On a typical day, 100 Americans lose their lives in car crashes. That is like a commercial airplane falling out of the sky every other day. Yet crashes have not generated sustained outrage and society doesn’t treat them as a public health crisis. The way the media covers crashes is partly to blame for this muted response. Fortunately, simple changes to newsroom editorial practices could increase public support for road safety and help save lives.
My evidence comes from two studies: one examined how journalists report and write about crashes, while the other examined if, and to what extent, coverage mattered — if it influenced the way people thought. The first study reviewed 200 local news stories from across the United States that described a car crash involving a person walking or biking. The second study was an experiment. We took a group of people and randomly assigned them to read one of three slightly different descriptions of the same crash. Some people read typical coverage, while others read a revised text where the driver — not the pedestrian or the vehicle — was the focus. The third group read coverage that provided more context about the crash location, and also provided broader statistics about traffic safety in the area. We then asked each person questions about the crash, to see if these minor editorial changes affected their perceptions of it.
First, the news coverage.
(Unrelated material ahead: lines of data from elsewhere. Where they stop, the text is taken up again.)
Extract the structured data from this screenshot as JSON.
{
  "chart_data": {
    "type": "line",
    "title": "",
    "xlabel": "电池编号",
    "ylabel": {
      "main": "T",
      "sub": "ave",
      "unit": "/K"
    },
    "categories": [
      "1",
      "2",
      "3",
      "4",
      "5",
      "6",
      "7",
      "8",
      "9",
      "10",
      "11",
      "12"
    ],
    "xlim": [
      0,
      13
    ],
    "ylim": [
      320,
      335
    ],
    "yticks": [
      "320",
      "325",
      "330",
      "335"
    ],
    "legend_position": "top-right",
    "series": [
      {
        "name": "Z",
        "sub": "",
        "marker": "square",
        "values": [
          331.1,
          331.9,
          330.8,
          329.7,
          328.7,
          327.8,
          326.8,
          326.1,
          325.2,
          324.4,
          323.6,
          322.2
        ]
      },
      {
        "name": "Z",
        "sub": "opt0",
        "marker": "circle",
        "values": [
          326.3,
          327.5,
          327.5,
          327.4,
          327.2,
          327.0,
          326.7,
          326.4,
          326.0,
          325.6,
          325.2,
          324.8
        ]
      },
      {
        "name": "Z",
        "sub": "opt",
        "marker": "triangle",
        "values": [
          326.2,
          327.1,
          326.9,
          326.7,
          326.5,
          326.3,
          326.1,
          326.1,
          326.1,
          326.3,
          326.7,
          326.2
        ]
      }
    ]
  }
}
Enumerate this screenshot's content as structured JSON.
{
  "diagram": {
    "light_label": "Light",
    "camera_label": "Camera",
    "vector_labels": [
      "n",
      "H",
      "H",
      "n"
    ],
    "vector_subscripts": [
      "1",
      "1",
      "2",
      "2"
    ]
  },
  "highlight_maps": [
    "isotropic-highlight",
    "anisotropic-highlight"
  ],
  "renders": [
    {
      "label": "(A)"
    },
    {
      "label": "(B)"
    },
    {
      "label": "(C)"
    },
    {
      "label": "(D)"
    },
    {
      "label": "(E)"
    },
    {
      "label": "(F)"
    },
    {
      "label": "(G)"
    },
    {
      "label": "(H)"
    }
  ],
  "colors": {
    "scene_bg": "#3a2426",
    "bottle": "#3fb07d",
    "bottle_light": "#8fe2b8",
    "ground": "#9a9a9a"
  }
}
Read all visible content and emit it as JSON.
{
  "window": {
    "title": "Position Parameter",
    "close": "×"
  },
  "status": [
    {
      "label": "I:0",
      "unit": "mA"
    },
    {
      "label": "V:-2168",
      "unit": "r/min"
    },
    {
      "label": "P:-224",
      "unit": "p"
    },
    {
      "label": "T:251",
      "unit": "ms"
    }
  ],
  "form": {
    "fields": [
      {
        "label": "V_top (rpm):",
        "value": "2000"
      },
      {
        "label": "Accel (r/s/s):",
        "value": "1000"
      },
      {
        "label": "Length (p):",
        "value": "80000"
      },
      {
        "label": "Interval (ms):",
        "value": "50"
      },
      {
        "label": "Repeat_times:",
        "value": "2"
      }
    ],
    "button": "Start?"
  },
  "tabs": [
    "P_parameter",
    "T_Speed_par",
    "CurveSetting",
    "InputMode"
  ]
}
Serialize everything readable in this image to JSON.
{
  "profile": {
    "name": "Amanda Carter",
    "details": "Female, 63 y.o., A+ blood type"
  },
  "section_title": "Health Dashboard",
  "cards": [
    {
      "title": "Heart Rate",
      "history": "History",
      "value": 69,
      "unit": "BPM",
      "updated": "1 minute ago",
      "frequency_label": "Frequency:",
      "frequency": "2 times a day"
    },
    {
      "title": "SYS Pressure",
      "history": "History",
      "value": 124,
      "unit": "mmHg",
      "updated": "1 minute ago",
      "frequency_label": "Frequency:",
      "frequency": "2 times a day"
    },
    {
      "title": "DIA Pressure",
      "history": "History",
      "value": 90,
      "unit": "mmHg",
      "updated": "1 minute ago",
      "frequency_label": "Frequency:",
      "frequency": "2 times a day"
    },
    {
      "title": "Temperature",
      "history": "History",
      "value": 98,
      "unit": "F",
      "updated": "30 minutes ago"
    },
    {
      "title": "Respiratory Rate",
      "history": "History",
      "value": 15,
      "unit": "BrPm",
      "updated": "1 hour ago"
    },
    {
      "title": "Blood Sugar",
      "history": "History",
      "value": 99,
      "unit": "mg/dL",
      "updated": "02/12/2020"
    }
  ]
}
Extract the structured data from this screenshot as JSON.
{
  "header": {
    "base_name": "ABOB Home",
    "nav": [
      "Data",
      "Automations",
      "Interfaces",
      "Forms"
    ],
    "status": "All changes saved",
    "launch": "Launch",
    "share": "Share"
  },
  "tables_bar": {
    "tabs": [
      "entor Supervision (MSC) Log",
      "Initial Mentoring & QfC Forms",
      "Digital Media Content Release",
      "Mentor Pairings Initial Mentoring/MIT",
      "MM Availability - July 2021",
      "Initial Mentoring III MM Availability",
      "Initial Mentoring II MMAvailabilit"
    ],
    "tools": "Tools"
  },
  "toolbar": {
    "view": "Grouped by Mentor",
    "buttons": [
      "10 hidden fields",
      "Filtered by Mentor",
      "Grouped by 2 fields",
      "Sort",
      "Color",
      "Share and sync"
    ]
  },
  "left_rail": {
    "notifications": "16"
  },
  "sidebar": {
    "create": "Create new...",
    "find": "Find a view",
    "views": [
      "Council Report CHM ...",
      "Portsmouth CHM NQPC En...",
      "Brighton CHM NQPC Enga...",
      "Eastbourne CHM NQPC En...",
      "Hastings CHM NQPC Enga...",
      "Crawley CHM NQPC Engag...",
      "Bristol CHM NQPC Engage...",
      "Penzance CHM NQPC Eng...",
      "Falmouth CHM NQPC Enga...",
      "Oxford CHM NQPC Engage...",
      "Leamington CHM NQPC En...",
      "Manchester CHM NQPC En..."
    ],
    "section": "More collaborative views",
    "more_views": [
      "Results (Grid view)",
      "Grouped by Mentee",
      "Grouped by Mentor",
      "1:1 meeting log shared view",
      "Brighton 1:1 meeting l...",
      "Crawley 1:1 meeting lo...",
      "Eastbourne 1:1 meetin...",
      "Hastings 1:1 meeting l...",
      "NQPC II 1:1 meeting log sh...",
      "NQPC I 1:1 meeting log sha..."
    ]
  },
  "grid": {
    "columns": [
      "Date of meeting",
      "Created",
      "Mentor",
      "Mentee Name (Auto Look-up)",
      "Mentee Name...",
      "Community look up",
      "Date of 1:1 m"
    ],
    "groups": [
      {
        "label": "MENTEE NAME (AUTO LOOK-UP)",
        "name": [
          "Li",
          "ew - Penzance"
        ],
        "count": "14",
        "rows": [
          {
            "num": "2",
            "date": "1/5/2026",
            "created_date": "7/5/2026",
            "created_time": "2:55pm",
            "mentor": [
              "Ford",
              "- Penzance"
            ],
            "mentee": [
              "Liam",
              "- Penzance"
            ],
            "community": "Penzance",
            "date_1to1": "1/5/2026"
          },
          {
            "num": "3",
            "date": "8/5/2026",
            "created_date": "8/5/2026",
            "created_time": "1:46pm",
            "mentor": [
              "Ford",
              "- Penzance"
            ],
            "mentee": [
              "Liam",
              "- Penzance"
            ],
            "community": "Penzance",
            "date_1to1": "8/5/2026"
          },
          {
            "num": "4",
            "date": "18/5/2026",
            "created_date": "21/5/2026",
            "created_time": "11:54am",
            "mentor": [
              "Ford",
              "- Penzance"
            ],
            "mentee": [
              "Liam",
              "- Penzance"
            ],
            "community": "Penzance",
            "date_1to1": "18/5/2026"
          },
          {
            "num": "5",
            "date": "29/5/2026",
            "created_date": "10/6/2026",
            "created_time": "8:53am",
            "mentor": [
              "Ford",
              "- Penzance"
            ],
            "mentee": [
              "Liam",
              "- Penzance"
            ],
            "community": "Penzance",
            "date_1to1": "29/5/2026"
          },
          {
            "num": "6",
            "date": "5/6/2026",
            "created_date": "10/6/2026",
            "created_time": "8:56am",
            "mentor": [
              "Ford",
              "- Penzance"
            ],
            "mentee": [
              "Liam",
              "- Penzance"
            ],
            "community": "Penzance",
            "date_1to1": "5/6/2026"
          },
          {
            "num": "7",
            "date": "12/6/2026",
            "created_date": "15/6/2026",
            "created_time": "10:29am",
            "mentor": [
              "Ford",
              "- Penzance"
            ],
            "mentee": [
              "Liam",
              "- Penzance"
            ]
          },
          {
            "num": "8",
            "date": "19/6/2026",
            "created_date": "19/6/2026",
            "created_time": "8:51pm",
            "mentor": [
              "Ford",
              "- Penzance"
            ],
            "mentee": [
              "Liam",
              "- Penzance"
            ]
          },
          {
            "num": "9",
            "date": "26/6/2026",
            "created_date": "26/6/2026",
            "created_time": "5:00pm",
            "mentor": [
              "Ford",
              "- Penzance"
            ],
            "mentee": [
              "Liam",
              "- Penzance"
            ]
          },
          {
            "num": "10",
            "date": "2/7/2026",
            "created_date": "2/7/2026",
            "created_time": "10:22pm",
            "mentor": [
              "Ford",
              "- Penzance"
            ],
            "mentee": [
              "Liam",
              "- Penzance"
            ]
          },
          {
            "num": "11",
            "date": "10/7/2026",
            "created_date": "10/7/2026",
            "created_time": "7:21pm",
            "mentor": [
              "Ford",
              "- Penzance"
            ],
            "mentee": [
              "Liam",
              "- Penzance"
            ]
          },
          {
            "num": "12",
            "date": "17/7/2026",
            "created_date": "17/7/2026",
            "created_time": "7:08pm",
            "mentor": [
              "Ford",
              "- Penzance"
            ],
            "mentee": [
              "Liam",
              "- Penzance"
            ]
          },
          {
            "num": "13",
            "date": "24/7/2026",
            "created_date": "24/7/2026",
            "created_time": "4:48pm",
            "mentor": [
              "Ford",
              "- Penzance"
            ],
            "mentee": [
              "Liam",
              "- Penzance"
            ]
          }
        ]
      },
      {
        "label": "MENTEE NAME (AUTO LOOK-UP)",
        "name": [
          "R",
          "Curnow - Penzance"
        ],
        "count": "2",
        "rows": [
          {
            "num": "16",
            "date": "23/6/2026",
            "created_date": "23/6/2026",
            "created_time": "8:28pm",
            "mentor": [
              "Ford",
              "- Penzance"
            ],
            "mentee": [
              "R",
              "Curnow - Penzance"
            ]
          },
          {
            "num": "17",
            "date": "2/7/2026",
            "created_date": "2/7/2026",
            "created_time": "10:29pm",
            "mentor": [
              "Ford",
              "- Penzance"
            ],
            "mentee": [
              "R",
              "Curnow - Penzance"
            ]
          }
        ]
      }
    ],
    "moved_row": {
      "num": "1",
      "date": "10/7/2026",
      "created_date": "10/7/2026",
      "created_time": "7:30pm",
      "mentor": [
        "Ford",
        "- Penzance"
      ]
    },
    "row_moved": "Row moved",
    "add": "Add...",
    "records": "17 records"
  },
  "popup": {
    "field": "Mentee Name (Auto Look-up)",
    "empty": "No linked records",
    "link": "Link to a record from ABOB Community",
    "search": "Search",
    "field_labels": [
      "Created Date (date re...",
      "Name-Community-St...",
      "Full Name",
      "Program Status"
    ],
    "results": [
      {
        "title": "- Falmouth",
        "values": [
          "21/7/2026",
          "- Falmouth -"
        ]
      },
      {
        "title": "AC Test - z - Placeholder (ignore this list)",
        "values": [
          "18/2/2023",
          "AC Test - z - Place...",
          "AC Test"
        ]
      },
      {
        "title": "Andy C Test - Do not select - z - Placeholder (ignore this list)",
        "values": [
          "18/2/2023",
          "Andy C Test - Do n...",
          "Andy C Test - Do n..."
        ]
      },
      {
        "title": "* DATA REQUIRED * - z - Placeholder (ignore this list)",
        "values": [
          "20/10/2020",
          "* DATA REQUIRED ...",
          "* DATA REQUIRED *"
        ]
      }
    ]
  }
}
We found that it had two key shortcomings: It tended to blame the victim through subtle grammatical choices, and it treated crashes as isolated incidents, rather than a recurring, systematic problem.
With regard to victim-blaming: It turns out that by far the most common way for the press to describe a crash is to write, “A pedestrian was hit” or “A pedestrian was hit by a car.” These sentences shift blame onto pedestrians in three ways.
First, they focus on the pedestrian, making them the star of the show. This feels like a nice gesture toward the victim, but linguistics scholars have documented that the sentence’s focus tends to garner more blame. Because pedestrians are the focus in three-quarters of crash coverage, they shoulder considerable responsibility in readers’ eyes.